The dataset C contains molecules (ribosomes) that have more interest for biologists (see Fig. 4). This case is more challenging, because the objects have a more complex shape and less contrast, i.e. the SNR is lower. Nonetheless, the method could enhance the contrast and according to the FSC criteria, the signal has indeed been improved. Although visually it is more difficult to conclude that the MW artifacts have been affected, the Fourier spectrum shows that Fourier coefficients could be recovered. With no surprise, the amount of recovered high frequencies is less than for dataset B, because of the lower SNR. It is now necessary to provide a proof that the recovered coefficients carry a coherent signal, therefore the cFSC has been measured. The black curve in Fig. 4 depicts the cFSC between the unprocessed image and the reference: given that the MW contains no information, the curve represents noise correlation.

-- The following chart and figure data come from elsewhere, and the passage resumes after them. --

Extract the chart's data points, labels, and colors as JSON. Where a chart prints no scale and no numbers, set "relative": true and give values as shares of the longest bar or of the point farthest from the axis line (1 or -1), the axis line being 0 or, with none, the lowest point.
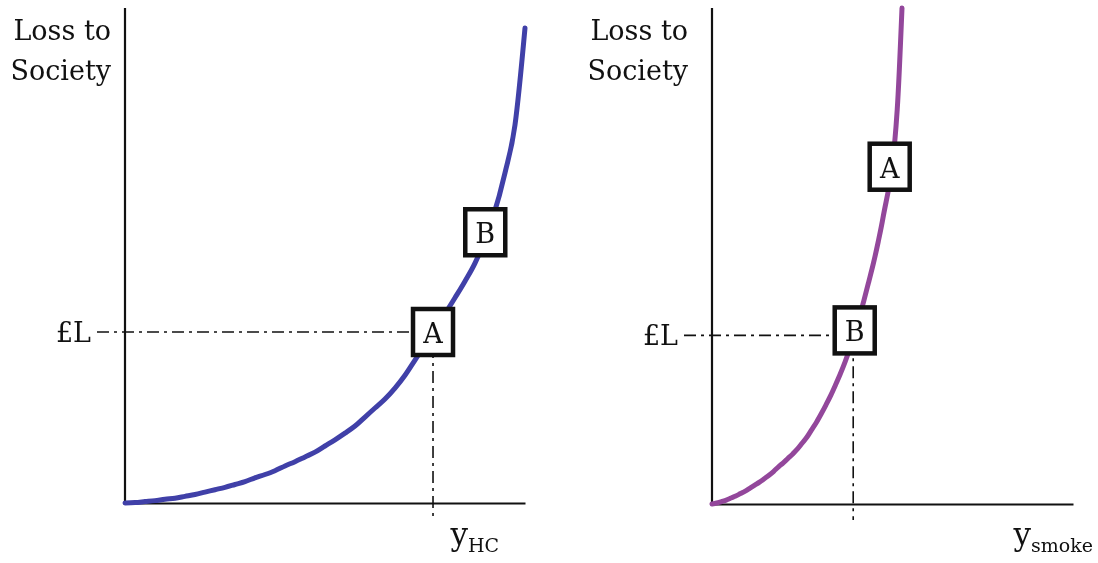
{
  "chart_data": [
    {
      "type": "line",
      "relative": true,
      "ylabel": "Loss to Society",
      "xlabel": "y$_{HC}$",
      "categories": [
        null,
        null,
        null,
        null,
        null,
        null,
        null,
        null,
        null,
        null,
        null,
        null,
        null,
        null,
        null,
        null,
        null,
        null,
        null,
        null,
        null,
        null,
        null,
        null,
        null,
        null,
        null,
        null,
        null,
        null,
        null,
        null,
        null,
        null,
        null,
        null,
        null,
        null,
        null,
        null,
        null
      ],
      "series": [
        {
          "color": "#4040a8",
          "values": [
            0,
            0.001,
            0.003,
            0.005,
            0.008,
            0.01,
            0.014,
            0.018,
            0.023,
            0.028,
            0.033,
            0.039,
            0.045,
            0.053,
            0.06,
            0.068,
            0.078,
            0.087,
            0.097,
            0.107,
            0.12,
            0.133,
            0.147,
            0.162,
            0.181,
            0.2,
            0.219,
            0.242,
            0.269,
            0.301,
            null,
            null,
            null,
            0.432,
            0.467,
            0.505,
            null,
            null,
            0.695,
            0.796,
            1
          ]
        }
      ],
      "ref_lines": [
        {
          "axis": "y",
          "value": 0.36,
          "label": "£L",
          "line_style": "dashed"
        }
      ],
      "annotations": [
        {
          "text": "A",
          "y": 0.36
        },
        {
          "text": "B",
          "y": 0.57
        }
      ]
    },
    {
      "type": "line",
      "relative": true,
      "ylabel": "Loss to Society",
      "xlabel": "y$_{smoke}$",
      "categories": [
        null,
        null,
        null,
        null,
        null,
        null,
        null,
        null,
        null,
        null,
        null,
        null,
        null,
        null,
        null,
        null,
        null,
        null,
        null,
        null,
        null,
        null,
        null,
        null,
        null,
        null,
        null,
        null,
        null,
        null,
        null,
        null,
        null,
        null,
        null,
        null,
        null,
        null,
        null,
        null,
        null,
        null,
        null,
        null,
        null,
        null,
        null,
        null,
        null,
        null,
        null,
        null,
        null,
        null,
        null,
        null,
        null,
        null,
        null,
        null,
        null,
        null,
        null,
        null,
        null,
        null,
        null,
        null,
        null,
        null,
        null,
        null,
        null,
        null,
        null,
        null,
        null
      ],
      "series": [
        {
          "color": "#93479b",
          "values": [
            0,
            0.002,
            0.005,
            0.008,
            0.012,
            0.016,
            0.021,
            0.026,
            0.032,
            0.038,
            0.044,
            0.051,
            0.058,
            0.066,
            0.075,
            0.083,
            0.092,
            0.101,
            0.111,
            0.123,
            0.135,
            0.15,
            0.165,
            0.182,
            0.2,
            0.219,
            0.24,
            0.262,
            0.286,
            null,
            null,
            null,
            0.411,
            0.448,
            0.486,
            0.529,
            0.577,
            null,
            null,
            0.796,
            1,
            null,
            null,
            null,
            null,
            null,
            null,
            null,
            null,
            null,
            null,
            null,
            null,
            null,
            null,
            null,
            null,
            null,
            null,
            null,
            null,
            null,
            null,
            null,
            null,
            null,
            null,
            null,
            null,
            null,
            null,
            null,
            null,
            null,
            null,
            null,
            null
          ]
        }
      ],
      "ref_lines": [
        {
          "axis": "y",
          "value": 0.34,
          "label": "£L",
          "line_style": "dashed"
        }
      ],
      "annotations": [
        {
          "text": "A",
          "y": 0.68
        },
        {
          "text": "B",
          "y": 0.35
        }
      ]
    }
  ]
}
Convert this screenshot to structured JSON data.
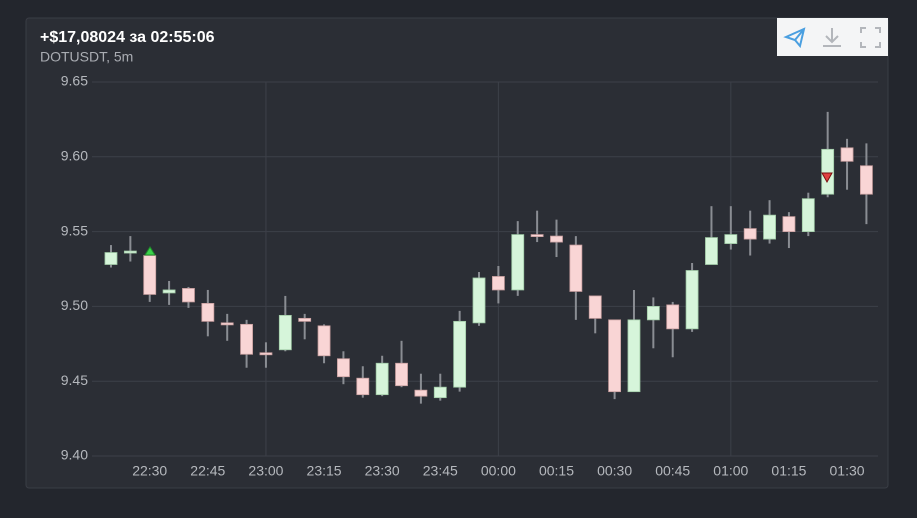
{
  "chart_data": {
    "type": "candlestick",
    "title": "+$17,08024 за 02:55:06",
    "subtitle": "DOTUSDT, 5m",
    "categories": [
      null,
      null,
      "22:30",
      null,
      null,
      "22:45",
      null,
      null,
      "23:00",
      null,
      null,
      "23:15",
      null,
      null,
      "23:30",
      null,
      null,
      "23:45",
      null,
      null,
      "00:00",
      null,
      null,
      "00:15",
      null,
      null,
      "00:30",
      null,
      null,
      "00:45",
      null,
      null,
      "01:00",
      null,
      null,
      "01:15",
      null,
      null,
      "01:30",
      null
    ],
    "open": [
      9.528,
      9.536,
      9.534,
      9.509,
      9.512,
      9.502,
      9.489,
      9.488,
      9.469,
      9.471,
      9.492,
      9.487,
      9.465,
      9.452,
      9.441,
      9.462,
      9.444,
      9.439,
      9.446,
      9.489,
      9.52,
      9.511,
      9.548,
      9.547,
      9.541,
      9.507,
      9.491,
      9.443,
      9.491,
      9.501,
      9.485,
      9.528,
      9.542,
      9.552,
      9.545,
      9.56,
      9.55,
      9.575,
      9.606,
      9.594
    ],
    "high": [
      9.541,
      9.547,
      9.536,
      9.517,
      9.513,
      9.511,
      9.495,
      9.491,
      9.476,
      9.507,
      9.495,
      9.488,
      9.47,
      9.46,
      9.467,
      9.477,
      9.455,
      9.455,
      9.497,
      9.523,
      9.527,
      9.557,
      9.564,
      9.558,
      9.547,
      9.507,
      9.491,
      9.511,
      9.506,
      9.503,
      9.529,
      9.567,
      9.567,
      9.564,
      9.571,
      9.563,
      9.576,
      9.63,
      9.612,
      9.609
    ],
    "low": [
      9.526,
      9.53,
      9.503,
      9.501,
      9.499,
      9.48,
      9.477,
      9.459,
      9.459,
      9.47,
      9.478,
      9.462,
      9.448,
      9.439,
      9.44,
      9.446,
      9.435,
      9.437,
      9.443,
      9.487,
      9.502,
      9.507,
      9.543,
      9.533,
      9.491,
      9.482,
      9.438,
      9.443,
      9.472,
      9.466,
      9.483,
      9.528,
      9.538,
      9.534,
      9.542,
      9.539,
      9.547,
      9.573,
      9.578,
      9.555
    ],
    "close": [
      9.536,
      9.537,
      9.508,
      9.511,
      9.503,
      9.49,
      9.488,
      9.468,
      9.468,
      9.494,
      9.49,
      9.467,
      9.453,
      9.441,
      9.462,
      9.447,
      9.44,
      9.446,
      9.49,
      9.519,
      9.511,
      9.548,
      9.547,
      9.543,
      9.51,
      9.492,
      9.443,
      9.491,
      9.5,
      9.485,
      9.524,
      9.546,
      9.548,
      9.545,
      9.561,
      9.55,
      9.572,
      9.605,
      9.597,
      9.575
    ],
    "up_color": "#d6f5da",
    "down_color": "#f9d5d5",
    "wick_color": "#8a8d93",
    "ylim": [
      9.4,
      9.65
    ],
    "yticks": [
      {
        "value": 9.4,
        "label": "9.40"
      },
      {
        "value": 9.45,
        "label": "9.45"
      },
      {
        "value": 9.5,
        "label": "9.50"
      },
      {
        "value": 9.55,
        "label": "9.55"
      },
      {
        "value": 9.6,
        "label": "9.60"
      },
      {
        "value": 9.65,
        "label": "9.65"
      }
    ],
    "grid": true
  }
}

Consequently, everything above the black curve is signal, which is indeed the case for the processed data (red curve in Fig. 4). To illustrate how the method can improve visualization, a simple thresholding has been performed on the data (3D views in Fig. 4). While it is difficult to distinguish objects in the unprocessed data, the shape of ribosomes become clearly visible and it can be observed how they are fixated to the membrane.

4 Conclusion

We have proposed a Monte-Carlo simulation method to denoise and compensate MW artifacts in cryo-ET images. Any patch-based denoiser can be used in this framework and the procedure converges faster than [9]. Our experiments on both synthetic and experimental data show that even for high amounts of noise, the method is able to enhance the signal. However, the method needs a reasonable constrast of the object of interest to perform well, which is not always the case in cryo-ET. Nevertheless, with improving electron microscopy techniques like direct electron detection sensors and phase contrast methods, the method will be able to produce even more impressive results. The effectiveness of the method being demonstrated for the challenging case of cryo-ET, the method can be applied to other imaging modalities, especially on images with high SNR values.